Just as we had discharged and transferred most of the burn patients on October 3rd, we heard about a mortar attack on Patrol Base Wilson. There were reports of casualties and two Canadians killed. For the second day in a row, we were to receive eleven casualties from one incident. The casualties were a mix of Canadians and Americans. Four required surgery and had to be admitted to the ward.
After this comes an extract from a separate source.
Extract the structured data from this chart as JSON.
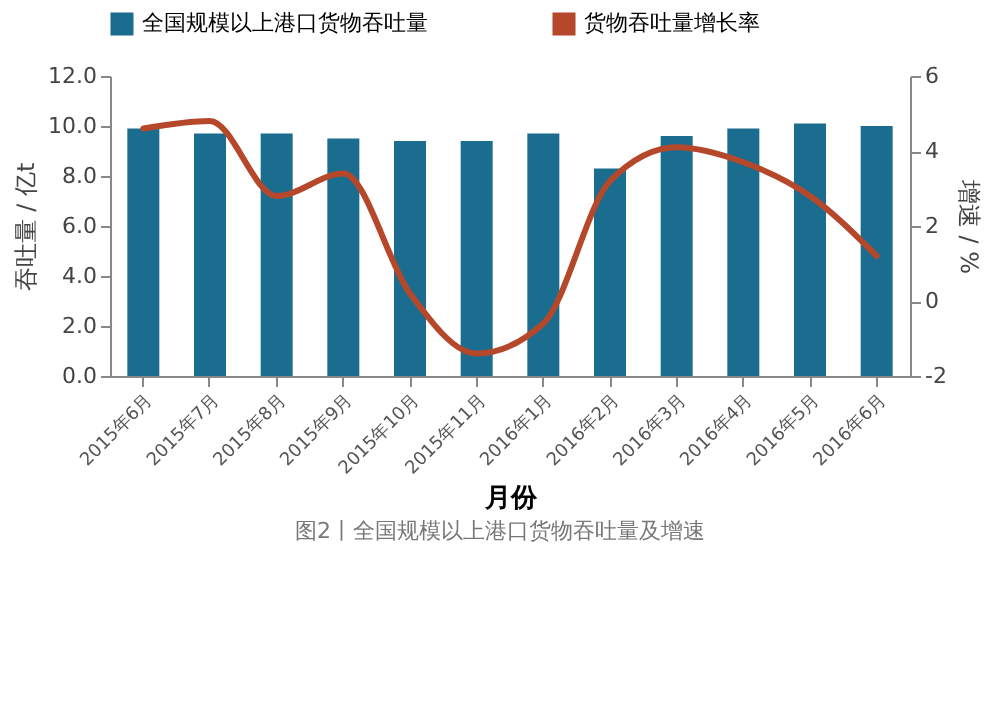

The next day, we prepared the two American and one Canadian patient for evacuation to the U.S. military hospital in Landstuhl, Germany. Meanwhile the burn patients remained on the ward. All three required one-on-one nursing care. For three days we tried to find a civilian facility that could take them. Finally, the Italian NGO hospital in Kabul said they could take two of our patients. On October 5th, we prepared two of the patients for transfer to Kabul. Our last burn patient, the most severely wounded, had no chance of survival. We were able to transfer him to the civilian hospital in Kandahar City so his family could be with him before he died. In all, four of the burn victims from this incident died.

As with the last two MASCALs, the staff worked non-stop to look after all our patients. Due to the severity of the injuries, this MASCAL was the most demanding. Burn patients are the absolute worst for supplies and resources.

In the first forty-eight hours we used up more burn supplies than had been used in the previous eight months, and we still had these three patients on our ward. By the time we transferred the last burn patient the Critical Care Nurses and Internist were, no pun intended, burned out.

Fortunately, no new patients came in and they were all able to have a full day of rest.